The DVD+VR standard defines a logical format for DVD-Video compliant recording on optical discs. It is intended to be used on DVD+R and DVD+RW media. Most DVD video recorders in the market that support these two types of media also use the DVD+VR format for recording video on them. It is possible to use the DVD+VR format with DVD-R and DVD-RW discs and some recorders exist which do this.[1] The versatility of such recorders is usually limited to eliminate the need for the recorder to store large amounts of video as the disc is rewritten.
Main features
For the user, the DVD+VR standard offers the following main features:
- Video recording on DVD+R and DVD+RW discs.
- Up to 48 separate recordings per disc.
- Playback of recordings on regular DVD-Video players, including title menus and edits. For DVD+RW discs, playback is possible without finalization, provided the player can read DVD+RW discs. For DVD+R a finalization step is required in order to allow the media to play back on a regular DVD player, however, may be playable on another DVD recorder.
- Tape (or slot) model recording. When a title is deleted, the freed space can be filled with a title of the same length, giving a user experience similar to a regular tape-based video recorder. On DVD+R discs, titles can be deleted, but obviously no space is freed.
- Editing capabilities such as bookmarks, chapter marks, and play lists.
- As of version 2 of the standard, also video and data (such as digital pictures) may be combined on a single disc.
Technical format overview
The DVD+VR format basically defines how to record video in a DVD-Video compliant manner to an optical disc. The resulting disc should, after finalization, play back on any DVD Video player that can physically read the media. The DVD-Video standard was never intended to be used for recording though, and in order to achieve the goal of making a DVD Video recorder, some tricks are needed when recording the disc.
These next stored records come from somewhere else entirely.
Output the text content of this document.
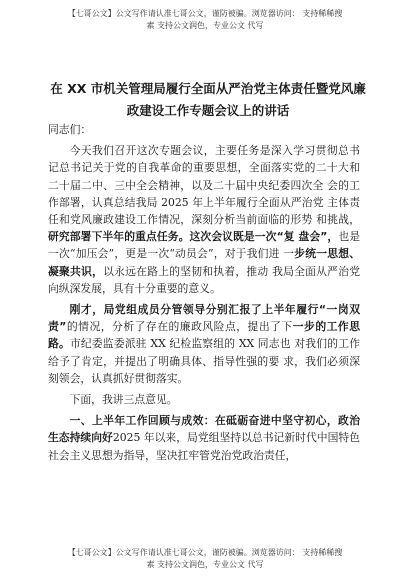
【七哥公文】公文写作请认准七哥公文，谨防被骗。浏览器访问： 支持稀稀搜
素 支持公文润色，专业公文 代写
在 XX 市机关管理局履行全面从严治党主体责任暨党风廉政建设工作专题会议上的讲话

同志们：

今天我们召开这次专题会议，主要任务是深入学习贯彻总书记总书记关于党的自我革命的重要思想，全面落实党的二十大和二十届二中、三中全会精神，以及二十届中央纪委四次全 会的工作部署，认真总结我局 2025 年上半年履行全面从严治党 主体责任和党风廉政建设工作情况，深刻分析当前面临的形势 和挑战，研究部署下半年的重点任务。这次会议既是一次“复 盘会”，也是一次“加压会”，更是一次“动员会”，对于我们进 一步统一思想、凝聚共识，以永远在路上的坚韧和执着，推动 我局全面从严治党向纵深发展，具有十分重要的意义。

刚才，局党组成员分管领导分别汇报了上半年履行“一岗双责”的情况，分析了存在的廉政风险点，提出了下一步的工作思路。市纪委监委派驻 XX 纪检监察组的 XX 同志也 对我们的工作给予了肯定，并提出了明确具体、指导性强的要 求，我们必须深刻领会，认真抓好贯彻落实。

下面，我讲三点意见。

一、上半年工作回顾与成效：在砥砺奋进中坚守初心，政治生态持续向好2025 年以来，局党组坚持以总书记新时代中国特色社会主义思想为指导，坚决扛牢管党治党政治责任，

【七哥公文】公文写作请认准七哥公文，谨防被骗。浏览器访问： 支持稀稀搜
素 支持公文润色，专业公文 代写
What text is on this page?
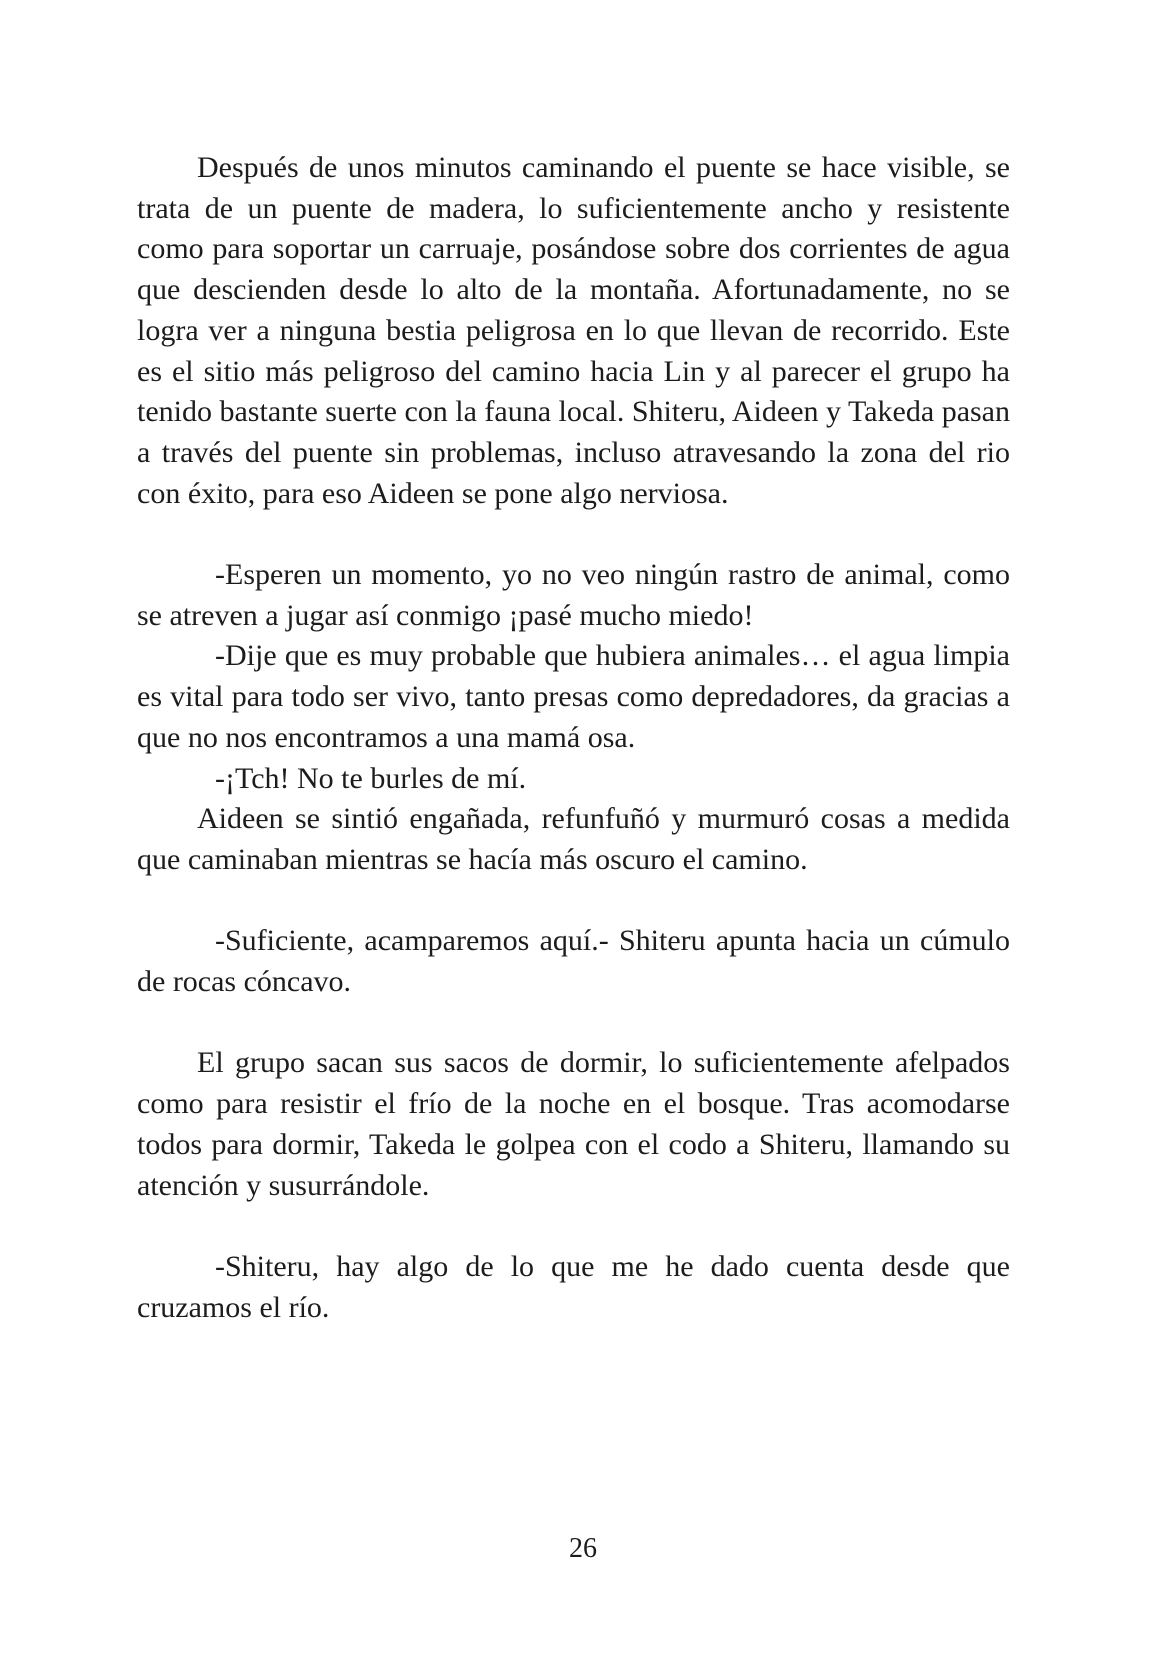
Después de unos minutos caminando el puente se hace visible, se trata de un puente de madera, lo suficientemente ancho y resistente como para soportar un carruaje, posándose sobre dos corrientes de agua que descienden desde lo alto de la montaña. Afortunadamente, no se logra ver a ninguna bestia peligrosa en lo que llevan de recorrido. Este es el sitio más peligroso del camino hacia Lin y al parecer el grupo ha tenido bastante suerte con la fauna local. Shiteru, Aideen y Takeda pasan a través del puente sin problemas, incluso atravesando la zona del rio con éxito, para eso Aideen se pone algo nerviosa.

-Esperen un momento, yo no veo ningún rastro de animal, como se atreven a jugar así conmigo ¡pasé mucho miedo!

-Dije que es muy probable que hubiera animales… el agua limpia es vital para todo ser vivo, tanto presas como depredadores, da gracias a que no nos encontramos a una mamá osa.

-¡Tch! No te burles de mí.

Aideen se sintió engañada, refunfuñó y murmuró cosas a medida que caminaban mientras se hacía más oscuro el camino.

-Suficiente, acamparemos aquí.- Shiteru apunta hacia un cúmulo de rocas cóncavo.

El grupo sacan sus sacos de dormir, lo suficientemente afelpados como para resistir el frío de la noche en el bosque. Tras acomodarse todos para dormir, Takeda le golpea con el codo a Shiteru, llamando su atención y susurrándole.

-Shiteru, hay algo de lo que me he dado cuenta desde que cruzamos el río.

26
For example: For the DVD video format, a recording is stored in an MPEG program stream, containing DVD-Video specific packets for navigation purposes—such as fast forward and fast reverse. In order to fill these packets properly, an encoding system needs to examine considerable amounts of video data, both before and after the navigation point. Video recorder systems typically have too little memory to achieve this fully, so logically a work-around for this has been introduced.
In order to allow editing, and building recording databases, next to the /VIDEO_TS directory that is present on any DVD Video disc, also a /VIDEO_RM directory is present, holding the recorder meta-data. To a regular video player this data is irrelevant, and such player will ignore it.
From a file system point of view, the media are very similar to regular DVD Video media. Both in finalized and in unfinalized form the disc contains a UDF file system, bridged with ISO 9660. For unfinalized DVD+R discs, this is hidden to the eye: the space for the file system and DVD Video data remains reserved and unrecorded at the start of the disc, until the disc is finalized.